Pas du tout mon genre (ni le mien...)
Un titre original et accrocheur. Une photographie plus qu'expressive. Un résumé alléchant : "Je suis la seconde fille, la seconde épouse, le second violon. Je joue
en sourdine une partie plus basse que le premier. Je suis le second
couteau que l'on cache, pour les basses oeuvres, les pires besognes.
Habituées à l'ombre, ces amoureuses sont douées pour disparaître, se
faire oublier. Elles finissent seules en général. Sans avoir vu
s'évanouir les années. "
Isabelle Spaak nous offre ainsi son deuxième roman, Pas du tout mon genre. La jeune écrivain aborde un sujet douloureux, souvent complexe : ces femmes de l'ombre, ces maîtresses. Tout du moins, c'est ce que l'on croit avec ce titre, cette photographie et la quatrième de couverture. Rapidement pourtant, les lignes chavirent vers l'enfance de l'auteur, ses vacances à l'île de Ré, les tromperies (déjà) de son père. L'écriture est agréable, les mots sûrs et tranchants. Cependant, le tout laisse un goût amer.

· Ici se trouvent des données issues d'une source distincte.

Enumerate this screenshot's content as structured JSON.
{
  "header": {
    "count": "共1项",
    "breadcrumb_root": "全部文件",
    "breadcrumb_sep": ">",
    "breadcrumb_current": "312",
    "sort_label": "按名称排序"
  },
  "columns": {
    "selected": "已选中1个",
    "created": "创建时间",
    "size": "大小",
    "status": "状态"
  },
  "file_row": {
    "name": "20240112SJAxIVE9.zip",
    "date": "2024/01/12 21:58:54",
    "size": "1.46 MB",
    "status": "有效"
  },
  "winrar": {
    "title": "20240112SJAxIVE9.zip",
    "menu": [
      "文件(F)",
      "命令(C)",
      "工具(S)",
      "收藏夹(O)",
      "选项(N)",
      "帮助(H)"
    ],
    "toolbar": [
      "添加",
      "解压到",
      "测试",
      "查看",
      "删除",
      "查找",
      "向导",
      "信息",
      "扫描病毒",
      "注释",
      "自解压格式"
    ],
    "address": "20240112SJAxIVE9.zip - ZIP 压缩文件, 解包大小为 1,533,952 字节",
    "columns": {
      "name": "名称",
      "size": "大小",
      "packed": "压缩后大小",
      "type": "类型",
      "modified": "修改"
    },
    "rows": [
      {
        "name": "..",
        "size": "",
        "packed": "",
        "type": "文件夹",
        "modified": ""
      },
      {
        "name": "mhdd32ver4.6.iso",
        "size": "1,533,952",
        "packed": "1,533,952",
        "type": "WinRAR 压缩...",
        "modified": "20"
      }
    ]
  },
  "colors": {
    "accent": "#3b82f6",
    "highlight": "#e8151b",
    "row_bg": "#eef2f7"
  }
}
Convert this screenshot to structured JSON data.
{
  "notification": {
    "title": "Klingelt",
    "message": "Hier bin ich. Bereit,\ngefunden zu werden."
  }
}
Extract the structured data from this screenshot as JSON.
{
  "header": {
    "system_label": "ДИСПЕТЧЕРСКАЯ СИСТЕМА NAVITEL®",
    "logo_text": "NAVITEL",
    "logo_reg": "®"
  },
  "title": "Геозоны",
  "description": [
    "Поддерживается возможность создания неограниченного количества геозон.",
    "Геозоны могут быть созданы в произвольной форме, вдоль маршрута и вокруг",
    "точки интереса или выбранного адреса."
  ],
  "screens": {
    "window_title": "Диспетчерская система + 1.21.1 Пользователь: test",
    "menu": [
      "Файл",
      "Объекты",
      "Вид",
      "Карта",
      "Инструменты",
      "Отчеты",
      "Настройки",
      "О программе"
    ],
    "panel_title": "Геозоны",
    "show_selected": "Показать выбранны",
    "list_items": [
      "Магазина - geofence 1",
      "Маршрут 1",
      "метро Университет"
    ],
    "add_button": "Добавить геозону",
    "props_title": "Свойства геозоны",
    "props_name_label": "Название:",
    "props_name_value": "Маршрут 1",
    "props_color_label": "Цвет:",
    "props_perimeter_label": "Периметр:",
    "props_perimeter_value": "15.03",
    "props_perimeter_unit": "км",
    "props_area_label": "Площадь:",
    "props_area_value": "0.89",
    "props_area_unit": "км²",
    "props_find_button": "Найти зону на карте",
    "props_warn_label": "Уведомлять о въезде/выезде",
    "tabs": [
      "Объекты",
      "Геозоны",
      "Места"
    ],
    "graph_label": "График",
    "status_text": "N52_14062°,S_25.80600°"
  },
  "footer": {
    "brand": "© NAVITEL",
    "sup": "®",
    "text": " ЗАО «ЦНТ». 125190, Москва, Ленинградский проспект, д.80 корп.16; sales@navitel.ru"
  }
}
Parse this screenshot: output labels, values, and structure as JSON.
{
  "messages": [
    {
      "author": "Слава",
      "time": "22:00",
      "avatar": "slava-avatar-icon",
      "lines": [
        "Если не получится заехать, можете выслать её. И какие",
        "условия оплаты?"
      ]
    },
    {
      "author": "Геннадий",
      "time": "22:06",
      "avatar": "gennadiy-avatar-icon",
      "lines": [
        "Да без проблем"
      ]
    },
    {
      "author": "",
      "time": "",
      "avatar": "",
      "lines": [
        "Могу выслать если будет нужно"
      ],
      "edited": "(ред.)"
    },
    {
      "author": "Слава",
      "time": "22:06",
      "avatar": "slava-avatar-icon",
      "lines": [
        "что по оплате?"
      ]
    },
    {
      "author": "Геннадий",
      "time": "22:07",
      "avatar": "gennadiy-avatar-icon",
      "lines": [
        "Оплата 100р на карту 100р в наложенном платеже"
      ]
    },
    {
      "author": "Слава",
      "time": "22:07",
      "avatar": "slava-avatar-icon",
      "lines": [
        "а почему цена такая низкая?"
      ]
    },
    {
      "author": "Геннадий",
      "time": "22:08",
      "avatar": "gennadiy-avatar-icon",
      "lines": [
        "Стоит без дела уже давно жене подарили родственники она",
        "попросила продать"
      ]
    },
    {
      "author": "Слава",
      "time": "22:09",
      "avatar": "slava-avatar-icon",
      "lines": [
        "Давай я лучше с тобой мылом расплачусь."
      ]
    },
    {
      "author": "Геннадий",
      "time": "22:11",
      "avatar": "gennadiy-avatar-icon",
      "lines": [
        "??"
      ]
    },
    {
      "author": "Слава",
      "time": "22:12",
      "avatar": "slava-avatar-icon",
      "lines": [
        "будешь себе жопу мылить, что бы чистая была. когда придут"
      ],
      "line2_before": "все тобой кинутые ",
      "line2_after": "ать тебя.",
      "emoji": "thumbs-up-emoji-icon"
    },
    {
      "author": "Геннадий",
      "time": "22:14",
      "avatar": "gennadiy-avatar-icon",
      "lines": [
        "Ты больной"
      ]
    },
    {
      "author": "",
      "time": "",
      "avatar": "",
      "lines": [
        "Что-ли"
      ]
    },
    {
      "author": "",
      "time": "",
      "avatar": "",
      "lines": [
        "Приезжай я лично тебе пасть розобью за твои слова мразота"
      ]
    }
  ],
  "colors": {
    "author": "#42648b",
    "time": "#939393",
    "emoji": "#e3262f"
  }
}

Le lecteur comprend, trop tard, que cet ouvrage fait suite à Ca ne se fait pas, son premier roman. Roman au travers duquel elle raconte, de manière juste et émouvante, le décès de ses parents (sa mère tue son père et se donne la mort). Roman intimiste par lequel, en essayant de reconstruire l'histoire de ses parents, elle tente de reconstruire la sienne mais aussi toute celle de sa famille (son grand père, Paul-Henry Spaak est un des pères fondateurs de l'Europe). Les deux livres sont liés tout en étant lisibles séparément mais pour moi, l'un ne va pas sans l'autre. Dommage que le lecteur lambda ne le sache pas par une petite note en bas de la quatrième de couverture.
Isabelle Spaak plonge le lecteur dans sa vie dés
les premières pages. Sa vie de deuxième femme. Sa rencontre avec l'homme marié
est simplement évoquée. Un quai de gare. On n'en saura
guère plus. On ne saura à aucun moment le prénom
de la narratrice (est-ce d'ailleurs véritablement l'auteur?), ni celui de son amant. On devine que l'histoire se
passe en Belgique par quelques indices semés ici ou là. Mais tout le roman est une sorte de grand flou. D'inachevé.
Quelques incompréhensions demeurent : la place accordée à la photographie dans le roman par exemple. Ou encore les évocations à plusieurs reprises d'amours illégitimes célèbres (ceux de Gauguin, de Jean
Paulhan ou encore de Victor Hugo avec Juliette Drouet) qui finalement n'aboutissent àr rien. Mais aussi la présence, répétitive, de sa nourrice avec qui elle avait noué une relation quasi maternelle. C'est d'ailleurs le seul personnage à être nommé.
Le lecteur a du mal à faire le lien et se demande en permanence, "pourquoi" ? Isabelle
Spaak avait déclaré dans une interview qu'elle brodait
« autour de la place de la seconde »,
la seconde d'une fratrie et la seconde femme, illégitime,
d'un homme. L'idée était intéressante mais ce va
et vient entre les histoires, les époques et les voies narratives devient malheureusement assez vite lassant.
Isabelle Spaak avait aussi déclaré préférer la suggestion, l’évocation à l’affirmation. Mais à force de trop en user, Pas du tout mon genre* ne devient pas du tout le mien.
* Pas du tout mon genre a fait partie de la dernière sélection du prix Interallié 2006. Il a obtenu deux voix sur les dix requises.